In the initial crush of businesses seeking loans, Kunisch said, his employees worked 16-hour days, seven-days a week in order to process applications. In the weeks since Congress approved a second tranche of funding, however, the bank has only handled about 20% of the number of applications during the first wave.

Howard Bank is now prepping for another fairly hectic period as the first wave of businesses to receive loans are expected to seek loan forgiveness next month because borrowers need to apply for credit amnesty from the federal government within 60 days.

Lendistry, a fintech community development financial institution, said it’s still looking for businesses in need of PPP loans.

The firm, as part of Goldman Sach’s $10 million commitment of PPP funds via its 10,000 Small Businesses initiative, was tasked with providing loans to Baltimore-based small businesses, independent contractors and nonprofits.

Lendistry is targeting city enterprises who struggled to access PPP funds because they lacked a relationship with banks, which the Small Business Administration depends on to process applications. So far Lendistry approved more than 1,500 loans nationally totaling more than $83 million in PPP funds, according to the company.

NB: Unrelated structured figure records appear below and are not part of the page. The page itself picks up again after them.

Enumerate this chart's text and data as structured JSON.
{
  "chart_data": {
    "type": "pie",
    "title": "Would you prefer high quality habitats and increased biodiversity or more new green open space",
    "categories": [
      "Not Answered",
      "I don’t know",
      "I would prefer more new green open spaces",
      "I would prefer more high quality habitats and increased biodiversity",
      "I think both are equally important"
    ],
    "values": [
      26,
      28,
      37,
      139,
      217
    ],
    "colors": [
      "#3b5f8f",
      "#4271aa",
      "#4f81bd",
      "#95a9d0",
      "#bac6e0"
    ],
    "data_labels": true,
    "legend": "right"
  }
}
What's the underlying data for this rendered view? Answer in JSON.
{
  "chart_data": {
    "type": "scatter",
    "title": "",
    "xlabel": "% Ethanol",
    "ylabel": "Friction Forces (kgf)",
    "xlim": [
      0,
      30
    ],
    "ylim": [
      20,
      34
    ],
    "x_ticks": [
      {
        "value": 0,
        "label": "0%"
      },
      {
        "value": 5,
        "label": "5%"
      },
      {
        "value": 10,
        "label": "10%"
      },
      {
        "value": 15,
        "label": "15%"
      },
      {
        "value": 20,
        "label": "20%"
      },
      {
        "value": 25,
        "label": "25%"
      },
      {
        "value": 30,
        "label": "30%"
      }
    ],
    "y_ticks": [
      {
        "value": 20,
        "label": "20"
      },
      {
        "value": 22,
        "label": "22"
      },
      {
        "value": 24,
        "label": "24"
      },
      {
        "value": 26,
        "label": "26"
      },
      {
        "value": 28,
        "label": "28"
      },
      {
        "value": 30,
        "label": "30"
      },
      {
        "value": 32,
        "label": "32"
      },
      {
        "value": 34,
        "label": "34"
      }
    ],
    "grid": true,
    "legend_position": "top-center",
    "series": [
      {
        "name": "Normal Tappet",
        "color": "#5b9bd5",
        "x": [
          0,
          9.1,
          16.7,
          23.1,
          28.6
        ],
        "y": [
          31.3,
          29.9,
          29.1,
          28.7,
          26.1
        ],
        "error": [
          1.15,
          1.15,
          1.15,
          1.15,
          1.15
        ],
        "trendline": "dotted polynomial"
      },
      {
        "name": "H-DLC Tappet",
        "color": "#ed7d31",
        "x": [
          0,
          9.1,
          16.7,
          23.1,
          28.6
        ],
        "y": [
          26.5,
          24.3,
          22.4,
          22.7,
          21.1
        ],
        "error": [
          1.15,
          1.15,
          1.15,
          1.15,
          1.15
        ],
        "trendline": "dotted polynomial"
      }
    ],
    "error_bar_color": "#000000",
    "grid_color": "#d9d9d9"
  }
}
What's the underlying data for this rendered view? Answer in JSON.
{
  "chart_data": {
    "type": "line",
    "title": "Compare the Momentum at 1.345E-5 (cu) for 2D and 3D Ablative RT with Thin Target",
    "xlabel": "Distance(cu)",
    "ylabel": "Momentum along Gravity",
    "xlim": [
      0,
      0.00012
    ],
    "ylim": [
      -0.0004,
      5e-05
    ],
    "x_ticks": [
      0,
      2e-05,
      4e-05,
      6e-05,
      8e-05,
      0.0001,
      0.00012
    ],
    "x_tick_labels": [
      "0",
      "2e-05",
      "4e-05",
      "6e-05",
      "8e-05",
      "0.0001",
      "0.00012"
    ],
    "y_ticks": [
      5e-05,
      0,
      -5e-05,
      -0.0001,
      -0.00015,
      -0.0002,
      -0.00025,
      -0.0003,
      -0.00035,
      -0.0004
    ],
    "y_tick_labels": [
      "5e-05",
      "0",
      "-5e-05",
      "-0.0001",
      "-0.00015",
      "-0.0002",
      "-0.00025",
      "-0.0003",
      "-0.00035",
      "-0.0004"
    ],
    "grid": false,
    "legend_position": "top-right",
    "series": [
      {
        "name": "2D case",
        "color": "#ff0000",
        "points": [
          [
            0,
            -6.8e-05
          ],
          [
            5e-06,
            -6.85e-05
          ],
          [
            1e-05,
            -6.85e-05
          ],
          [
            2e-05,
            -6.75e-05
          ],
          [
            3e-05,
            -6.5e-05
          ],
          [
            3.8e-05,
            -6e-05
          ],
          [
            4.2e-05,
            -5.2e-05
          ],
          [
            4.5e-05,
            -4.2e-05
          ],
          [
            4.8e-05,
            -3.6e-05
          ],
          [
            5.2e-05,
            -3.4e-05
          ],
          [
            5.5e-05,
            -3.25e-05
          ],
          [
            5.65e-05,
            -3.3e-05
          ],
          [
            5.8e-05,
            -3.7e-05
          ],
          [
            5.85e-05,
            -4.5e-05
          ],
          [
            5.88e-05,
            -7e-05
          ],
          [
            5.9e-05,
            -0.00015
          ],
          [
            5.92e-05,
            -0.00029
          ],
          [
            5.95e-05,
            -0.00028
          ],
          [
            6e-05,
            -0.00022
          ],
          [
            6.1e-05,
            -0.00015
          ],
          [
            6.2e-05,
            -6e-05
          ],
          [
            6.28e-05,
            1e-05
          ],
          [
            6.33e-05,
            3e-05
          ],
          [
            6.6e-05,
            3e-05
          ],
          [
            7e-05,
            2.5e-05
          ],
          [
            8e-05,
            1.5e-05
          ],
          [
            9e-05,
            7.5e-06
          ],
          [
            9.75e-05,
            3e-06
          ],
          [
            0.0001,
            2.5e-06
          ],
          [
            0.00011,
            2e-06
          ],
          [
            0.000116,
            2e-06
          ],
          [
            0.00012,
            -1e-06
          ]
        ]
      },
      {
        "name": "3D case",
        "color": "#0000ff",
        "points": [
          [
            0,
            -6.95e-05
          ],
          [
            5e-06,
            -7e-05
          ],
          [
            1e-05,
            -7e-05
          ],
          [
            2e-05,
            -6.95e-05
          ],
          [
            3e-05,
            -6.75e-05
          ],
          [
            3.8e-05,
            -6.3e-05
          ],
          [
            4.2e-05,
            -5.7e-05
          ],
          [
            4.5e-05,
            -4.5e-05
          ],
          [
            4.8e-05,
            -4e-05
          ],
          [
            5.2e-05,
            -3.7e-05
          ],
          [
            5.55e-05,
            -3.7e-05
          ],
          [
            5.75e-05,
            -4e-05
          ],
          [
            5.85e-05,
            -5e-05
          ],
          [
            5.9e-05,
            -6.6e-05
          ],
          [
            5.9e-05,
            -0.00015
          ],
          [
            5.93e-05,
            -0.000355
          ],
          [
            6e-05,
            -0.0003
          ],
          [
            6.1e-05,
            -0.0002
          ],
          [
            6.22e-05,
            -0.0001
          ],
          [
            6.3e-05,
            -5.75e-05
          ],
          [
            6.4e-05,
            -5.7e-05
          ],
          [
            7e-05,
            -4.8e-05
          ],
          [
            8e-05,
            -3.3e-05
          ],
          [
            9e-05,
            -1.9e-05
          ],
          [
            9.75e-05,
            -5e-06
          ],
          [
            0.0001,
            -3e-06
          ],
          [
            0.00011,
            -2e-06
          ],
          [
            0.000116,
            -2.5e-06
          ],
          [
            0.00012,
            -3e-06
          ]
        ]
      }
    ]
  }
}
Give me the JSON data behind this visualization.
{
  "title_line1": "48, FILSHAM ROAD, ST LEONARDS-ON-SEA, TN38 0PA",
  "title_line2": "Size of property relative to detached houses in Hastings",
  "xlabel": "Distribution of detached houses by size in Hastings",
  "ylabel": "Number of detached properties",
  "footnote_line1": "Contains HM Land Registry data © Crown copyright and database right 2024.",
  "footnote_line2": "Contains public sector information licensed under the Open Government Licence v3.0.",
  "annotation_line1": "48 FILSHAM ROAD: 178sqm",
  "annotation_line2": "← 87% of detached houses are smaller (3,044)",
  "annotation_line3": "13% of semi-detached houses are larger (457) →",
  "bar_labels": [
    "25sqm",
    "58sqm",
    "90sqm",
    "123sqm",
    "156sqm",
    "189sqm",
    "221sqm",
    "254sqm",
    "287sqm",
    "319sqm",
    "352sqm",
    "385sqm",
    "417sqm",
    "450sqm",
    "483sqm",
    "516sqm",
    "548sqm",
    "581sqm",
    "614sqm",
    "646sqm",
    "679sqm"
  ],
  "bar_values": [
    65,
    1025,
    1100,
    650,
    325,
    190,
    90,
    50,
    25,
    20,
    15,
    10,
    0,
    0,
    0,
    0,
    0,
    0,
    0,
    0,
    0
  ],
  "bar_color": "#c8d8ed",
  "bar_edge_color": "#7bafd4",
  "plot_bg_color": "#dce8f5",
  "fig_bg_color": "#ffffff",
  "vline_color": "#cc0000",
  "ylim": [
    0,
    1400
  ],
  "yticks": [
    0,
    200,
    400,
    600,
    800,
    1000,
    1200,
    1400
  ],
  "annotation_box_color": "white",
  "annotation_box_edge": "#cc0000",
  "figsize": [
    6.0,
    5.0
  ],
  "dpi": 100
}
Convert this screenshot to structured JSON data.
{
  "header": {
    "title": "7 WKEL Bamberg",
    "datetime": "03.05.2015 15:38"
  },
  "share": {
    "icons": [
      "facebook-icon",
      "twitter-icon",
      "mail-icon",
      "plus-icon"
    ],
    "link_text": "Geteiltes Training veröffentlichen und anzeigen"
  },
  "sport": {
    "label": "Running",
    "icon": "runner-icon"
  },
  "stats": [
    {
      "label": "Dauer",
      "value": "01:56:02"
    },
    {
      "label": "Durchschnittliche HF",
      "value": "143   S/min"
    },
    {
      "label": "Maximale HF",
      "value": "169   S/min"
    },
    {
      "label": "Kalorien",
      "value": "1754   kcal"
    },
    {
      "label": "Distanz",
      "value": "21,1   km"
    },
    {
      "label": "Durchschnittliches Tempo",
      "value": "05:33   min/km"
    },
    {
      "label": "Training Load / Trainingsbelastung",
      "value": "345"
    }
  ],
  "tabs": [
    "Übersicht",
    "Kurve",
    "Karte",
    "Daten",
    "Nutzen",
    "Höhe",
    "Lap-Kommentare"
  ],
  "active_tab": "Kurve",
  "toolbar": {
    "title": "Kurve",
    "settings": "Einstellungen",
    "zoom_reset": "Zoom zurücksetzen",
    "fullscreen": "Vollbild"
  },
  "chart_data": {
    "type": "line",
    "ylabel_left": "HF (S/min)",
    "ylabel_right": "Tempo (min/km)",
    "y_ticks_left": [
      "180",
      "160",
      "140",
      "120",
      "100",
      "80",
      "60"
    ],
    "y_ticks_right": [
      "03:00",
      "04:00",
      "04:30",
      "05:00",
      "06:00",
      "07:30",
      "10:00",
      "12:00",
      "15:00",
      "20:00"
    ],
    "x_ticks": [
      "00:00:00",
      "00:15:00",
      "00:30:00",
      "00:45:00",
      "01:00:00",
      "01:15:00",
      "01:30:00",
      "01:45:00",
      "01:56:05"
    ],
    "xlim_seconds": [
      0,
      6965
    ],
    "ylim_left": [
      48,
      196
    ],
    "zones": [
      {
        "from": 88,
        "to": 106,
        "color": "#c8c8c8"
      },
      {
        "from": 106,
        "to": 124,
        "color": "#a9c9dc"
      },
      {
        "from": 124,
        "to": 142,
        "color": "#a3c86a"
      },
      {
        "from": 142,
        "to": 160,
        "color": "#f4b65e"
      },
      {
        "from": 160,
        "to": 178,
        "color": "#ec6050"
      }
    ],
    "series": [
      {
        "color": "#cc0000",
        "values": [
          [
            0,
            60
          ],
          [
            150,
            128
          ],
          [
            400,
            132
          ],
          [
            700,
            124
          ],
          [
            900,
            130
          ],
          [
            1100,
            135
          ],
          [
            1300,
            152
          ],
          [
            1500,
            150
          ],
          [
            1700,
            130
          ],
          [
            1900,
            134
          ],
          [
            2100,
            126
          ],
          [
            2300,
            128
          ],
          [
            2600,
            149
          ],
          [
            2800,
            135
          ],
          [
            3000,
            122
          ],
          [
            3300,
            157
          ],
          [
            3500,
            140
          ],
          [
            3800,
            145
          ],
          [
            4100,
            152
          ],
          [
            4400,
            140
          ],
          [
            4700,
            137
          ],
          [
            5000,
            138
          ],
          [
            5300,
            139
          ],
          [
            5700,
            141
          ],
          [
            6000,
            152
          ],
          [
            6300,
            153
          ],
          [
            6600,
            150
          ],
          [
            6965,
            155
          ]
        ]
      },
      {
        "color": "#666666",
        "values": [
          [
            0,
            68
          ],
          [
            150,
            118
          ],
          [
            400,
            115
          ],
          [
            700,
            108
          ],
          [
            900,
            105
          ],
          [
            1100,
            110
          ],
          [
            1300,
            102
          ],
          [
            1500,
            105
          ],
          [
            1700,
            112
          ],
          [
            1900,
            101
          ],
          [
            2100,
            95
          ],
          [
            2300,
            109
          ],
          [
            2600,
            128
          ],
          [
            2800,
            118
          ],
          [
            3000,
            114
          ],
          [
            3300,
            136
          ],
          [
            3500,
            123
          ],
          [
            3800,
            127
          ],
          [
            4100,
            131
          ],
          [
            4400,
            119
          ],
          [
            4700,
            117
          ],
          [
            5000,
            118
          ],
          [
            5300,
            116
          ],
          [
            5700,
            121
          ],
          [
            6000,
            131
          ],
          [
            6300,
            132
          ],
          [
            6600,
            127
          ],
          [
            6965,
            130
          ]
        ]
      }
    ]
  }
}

“PPP loan approval is faster for well-documented applicants compared with just a few weeks ago. Furthermore, recent guidelines issued by the SBA have clarified and addressed many questions about loan forgiveness. Re-establishing employee teams is a key to regaining traction, and Lendistry stands ready to help,” Lendistry CEO Everett K. Sands said in a statement.

Through the Coronavirus Aid, Relief and Economic Security Act, Congress approved two tranches of PPP funding totaling roughly $659 billion since late March. The goal of those funds was to help businesses avoid layoffs during the COVID-19 crisis.

But the program struggled after Congress OK’d the first round of loan funds. Among the obstacles the PPP coped with were bigger banks prioritizing larger clients applications, major retailers receiving millions in loans, and businesses shut out altogether from the first round of funding.

A survey of National Federation of Independent Businesses members released last week indicated demand for PPP loans had slowed down. That survey found roughly 80% of NFIB members applied for a PPP loan, and that nearly 90% of those firms said the government had already provided those funds.

Correction: An earlier version of this article included the wrong title for Howard Bank President and Chief Operating Officer Rob Kunisch.